God often speaks to me through music. Last Sunday as I was worshiping God at my church, it was as if the words of the songs were jumping off the screen. Words that brought comfort and words that gave me a level of understanding about God that I have never grasped before. As I listen week after week to horrifying stories of abuse and heartache, and as I continually work through some of my own hurts, I hear some of the same questions over and over. How can God forgive people that commit horrible crimes that wound and damage His children beyond recognition?
I often tell my counselees that God feels their pain. Scripture says that the Spirit in us, can pray to God for us, when we can find no words to express the depth of our pain and disillusionment. I actually experienced this type of comfort this past month. So the first words in a song that spoke to me on Sunday said, “In your Kingdom broken lives are made new.” Thank you Father that you can turn ashes into beauty. Thank you Father that you heal and redeem lives.
The next song is one of my favorites. Jesus Messiah, Name above all names, Blessed Redeemer, Emmanuel, The rescue for sinners, the ransom from heaven, Jesus Messiah, Lord of all. I asked myself a very honest question. Do I want ALL sinners rescued and ransomed? Do I want my abusers and the abusers of my beloved counselees rescued and ransomed? (Remember I’ve heard some absolutely awful stories) Father, how do you love and forgive people that wound your children so deeply?
We are studying the book of James at my church. This book warns us to be careful about judging. But how can I not judge the person that abused me? James 4:12 says, “There is one lawgiver and judge who is able to save and destroy. But who are you to judge your neighbor?” The scriptures also quote God saying, “It is mine to avenge, I will repay.” It’s hard to leave the judgment to the judge. Romans 2:2 says, “Now we know that God’s judgment against those who do such things is based on truth.” God see’s the whole picture; we see in part. HE is the righteous judge. However, abuse is NEVER okay! I believe God takes abuse very personally!
But on the other hand God is a God of love. He died for the sins of the abuser too. Wow, how can I reconcile that fact in my mind? Can I fathom the thought that the abuser was possibly abused? Do I care? As I’ve stated in previous blogs, forgiveness is crucial and forgiveness is for me. But do I really want my abuser to be forgiven? If I look at my emotions I may shout, “No!” Remember unforgiveness means, “You HAVE to pay!” But can they really pay adequately for that sin against you? NO! So I will let Jesus pay and redeem that sin against me. But what about them? God’s love has no limits and He goes after EVERY human being in hopes that they will receive HIM. If they do, His blood on the cross pays for their sin against me AND God will redeem it IN me. AND they will stand in the righteousness of Jesus.

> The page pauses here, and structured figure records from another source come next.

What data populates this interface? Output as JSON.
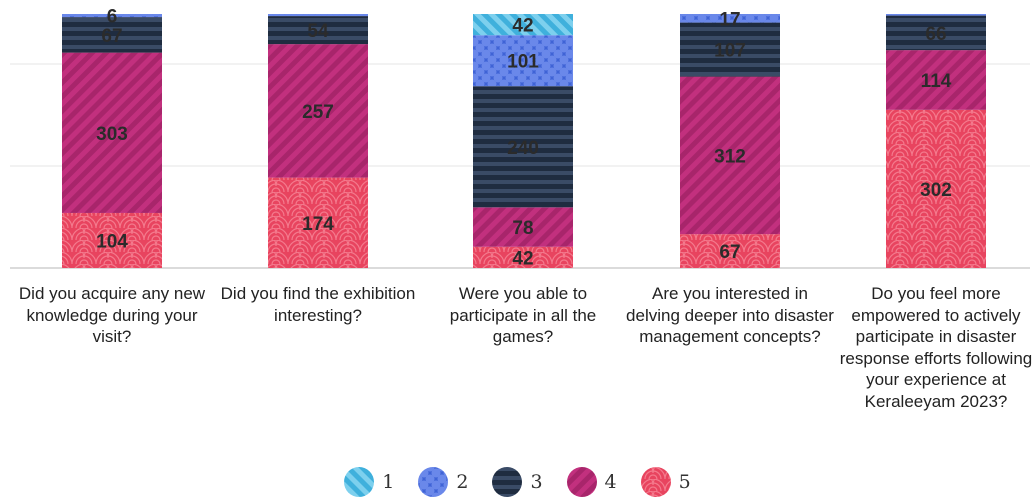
{
  "chart_data": {
    "type": "bar",
    "stacked": true,
    "categories": [
      "Did you acquire any new knowledge during your visit?",
      "Did you find the exhibition interesting?",
      "Were you able to participate in all the games?",
      "Are you interested in delving deeper into disaster management concepts?",
      "Do you feel more empowered to actively participate in disaster response efforts following your experience at Keraleeyam 2023?"
    ],
    "series": [
      {
        "name": "5",
        "color": "#e8445f",
        "pattern": "waves",
        "values": [
          104,
          174,
          42,
          67,
          302
        ]
      },
      {
        "name": "4",
        "color": "#c2307e",
        "pattern": "diagonal",
        "values": [
          303,
          257,
          78,
          312,
          114
        ]
      },
      {
        "name": "3",
        "color": "#2e3e58",
        "pattern": "horizontal",
        "values": [
          67,
          54,
          240,
          107,
          66
        ]
      },
      {
        "name": "2",
        "color": "#4c6fe0",
        "pattern": "circles",
        "values": [
          6,
          4,
          101,
          17,
          3
        ]
      },
      {
        "name": "1",
        "color": "#58bfe6",
        "pattern": "diagonal",
        "values": [
          0,
          0,
          42,
          0,
          0
        ]
      }
    ],
    "value_labels": [
      [
        "104",
        "303",
        "67",
        "6",
        ""
      ],
      [
        "174",
        "257",
        "54",
        "",
        ""
      ],
      [
        "42",
        "78",
        "240",
        "101",
        "42"
      ],
      [
        "67",
        "312",
        "107",
        "17",
        ""
      ],
      [
        "302",
        "114",
        "66",
        "",
        ""
      ]
    ],
    "legend": [
      "1",
      "2",
      "3",
      "4",
      "5"
    ],
    "legend_position": "bottom",
    "grid": true,
    "xlabel": "",
    "ylabel": ""
  }
}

So here comes the next song last Sunday that nearly knocked me off my feet! This line comes from “When I survey the wondrous cross.”
See from His head, His hands, His feet
Sorrow and love flow mingled down
Did ere such love and sorrow meet.
It was as if I could see it. Jesus hanging on the cross with blood flowing down his body. And in that blood was love and forgiveness for the abuser and sorrow and pain for the abused. ONLY GOD CAN DO BOTH AT THE SAME TIME! He felt my pain, He felt angry at the person who caused my pain, He felt the sorrow my pain would cause me for years AND He felt sorrow, love and forgiveness for the person who caused my pain!
I think for the first time I felt a total release for the people that have hurt me. I chose to forgive a long time ago because forgiveness is a choice whether I feel like forgiving or not. But God opened my eyes and released my emotions and mind to SEE His ways. I am now feeling a peace that passes all understanding. If you are a survivor of any type of abuse, I pray that as you read this article; you are set free by forgiving the person who hurt you and receiving God’s healing touch. If this article makes you mad; it’s okay. Ask God to help you work through your anger and grief. Once you have taken the time to walk through that stage of healing, ask God to help you forgive and to see HIS ways! You will feel a ton off of your shoulders. I promise!